Masalah jerawat sebenarnya disebabkan multifaktorial, tidak hanya satu penyebab. Ada empat patogenesis utama jerawat yaitu hiperproliferasi folikuler, peningkatan produksi sebum, inflamasi, proliferasi. Jenis kulit yang dimiliki seseorang juga berpengaruh terhadap kemungkinan munculnya jerawat, terutama kulit berminyak.

Jerawat atau acne itu ada dua golongan. Yang pertama adalah, inflamasi yaitu jerawat yang disertai dengan peradangan berbentuk kemerahan dan berbinti, kata Srie Prihianti. Sementara golongan lain adalah reaksi non inflamasi dari saluran kelenjar minyak. Hal ini ditandai dengan sumbatan pori atau komedo yang terdiri dari komedo terbuka (black comedo) dan komedo tertutup (white comedo).

Jika didiagnosis, ada beberapa derajat keparahan jerawat. Pada derajat ringan, jerawat ditandai oleh adanya komedo dengan jumlah kurang dari 20 atau lesi inflamasi kurang dari 15. Pada derajat sedang, komedo berjumlah antara 20-100 atau lesi inflamasi 15-20. Sedangkan pada derajat berat, jumlah kista lebih dari lima atau komedo berjumlah lebih dari seratus, bisa juga ditandia oleh adanya lesi inflamasi lebih dari 50.

Untuk mengatasi masalah jerawat, Srie menyarankan agar penderitanya menjalani pengobatan dengan tujuan mengontrol jerawat dan mencegah terjadinya jaringan parut atau scar. Pengobatan ini bisa memperbaiki gangguan pola keratinisasi folikuler, menurunkan aktivitas gid, sebasea, menurunkan populasi jerawat, dan mempunya efek anti inflamasi atau peradangan, ujarnya.

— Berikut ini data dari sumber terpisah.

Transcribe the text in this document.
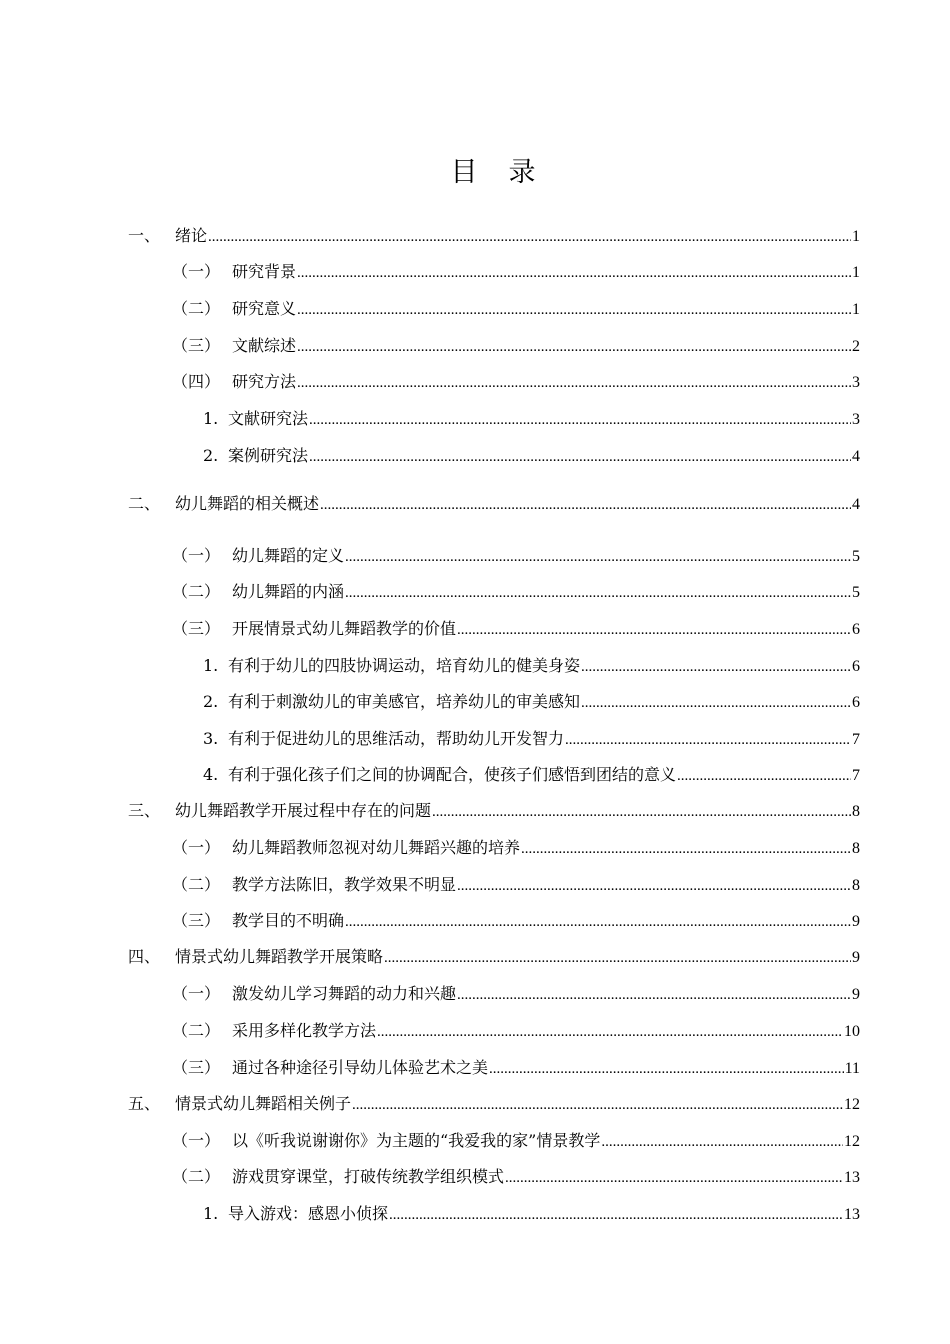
目　录
一、 绪论 .....	1
（一） 研究背景 .....	1
（二） 研究意义 .....	1
（三） 文献综述 .....	2
（四） 研究方法 .....	3
1. 文献研究法 .....	3
2. 案例研究法 .....	4
二、 幼儿舞蹈的相关概述 .....	4
（一） 幼儿舞蹈的定义 .....	5
（二） 幼儿舞蹈的内涵 .....	5
（三） 开展情景式幼儿舞蹈教学的价值 .....	6
1. 有利于幼儿的四肢协调运动，培育幼儿的健美身姿 .....	6
2. 有利于刺激幼儿的审美感官，培养幼儿的审美感知 .....	6
3. 有利于促进幼儿的思维活动，帮助幼儿开发智力 .....	7
4. 有利于强化孩子们之间的协调配合，使孩子们感悟到团结的意义 .....	7
三、 幼儿舞蹈教学开展过程中存在的问题 .....	8
（一） 幼儿舞蹈教师忽视对幼儿舞蹈兴趣的培养 .....	8
（二） 教学方法陈旧，教学效果不明显 .....	8
（三） 教学目的不明确 .....	9
四、 情景式幼儿舞蹈教学开展策略 .....	9
（一） 激发幼儿学习舞蹈的动力和兴趣 .....	9
（二） 采用多样化教学方法 .....	10
（三） 通过各种途径引导幼儿体验艺术之美 .....	11
五、 情景式幼儿舞蹈相关例子 .....	12
（一） 以《听我说谢谢你》为主题的“我爱我的家”情景教学 .....	12
（二） 游戏贯穿课堂，打破传统教学组织模式 .....	13
1. 导入游戏：感恩小侦探 .....	13
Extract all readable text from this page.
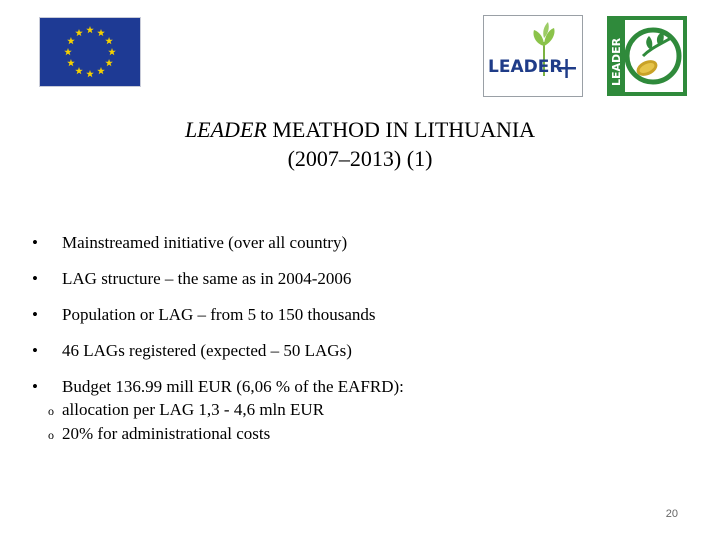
LEADER
+	LEADER
LEADER MEATHOD IN LITHUANIA
(2007–2013) (1)
• Mainstreamed initiative (over all country)
• LAG structure – the same as in 2004-2006
• Population or LAG – from 5 to 150 thousands
• 46 LAGs registered (expected – 50 LAGs)
• Budget 136.99 mill EUR (6,06 % of the EAFRD):
o allocation per LAG 1,3 - 4,6 mln EUR
o 20% for administrational costs
20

Pengobatan dengan retinoid ada dua jenis yaitu secara oral berupa isotretinoin dan topikal berupa tretinoin berupa krim, gel dan sol. Sedangkan obat antibiotika juga diberikan dala m bentuk oral (tetrasiklin, klindamisin, eritromisin, azitromisin), dan topikal (klindamisin, eritromisin dan kombinasi). Jenis pengobatan lain adalah azaleic acid berupa krim dan gel, serta benzoyl peroxide (cuci muka, gel dan sol).

Alternatif terapi lain untuk mengatasi jerawat adalah kontrasepsi oral, anti-androgen, kortikosteroid dan laser. Laser digunakan untuk mengobati jerawat derajat sedang melalui sinar biru. Sekarang telah ada kontrasepsi oral di pasaran yang memiliki manfaat tambahan antara lain mengatasi masalah jerawat sehi ngga kulit jadi lebih mulus, kata Srie menambahkan.

Namun, ada beberapa efek samping pengobatan jerawat yang perlu diwaspadai. Pada pengobatan dengan retinoid, misalnya, terjadi kekeringan kulit, gangguan pertumbuhan tulang, peningkatan kadar kolesterol dalam darah dan hepatotoksisitas. Sedangkan penggunaan obat antibiotik bisa menimbulkan pigmentasi biru kehitaman, fotosensitivitas dan resistensi jerawat terhadap obat. Beberapa jenis obat lain menimbulkan efek samping berupa iritasi pada kulit.

Untuk mencegah dan mengatasi timbulnya jerawat, yang terpenting adalah pemeliharaan kulit secara teratur, ujarnya menegaskan. Pemeliharaan kulit itu antara lain menggunakan gentle cleansing, pembersih yang mengandung obat-obatan anti jerawat, membersihkan kulit terutama bagian wajah secara teratur, dan menjalani pengobatan secara berkelanjutan dan menindaklanjutinya secara teratur.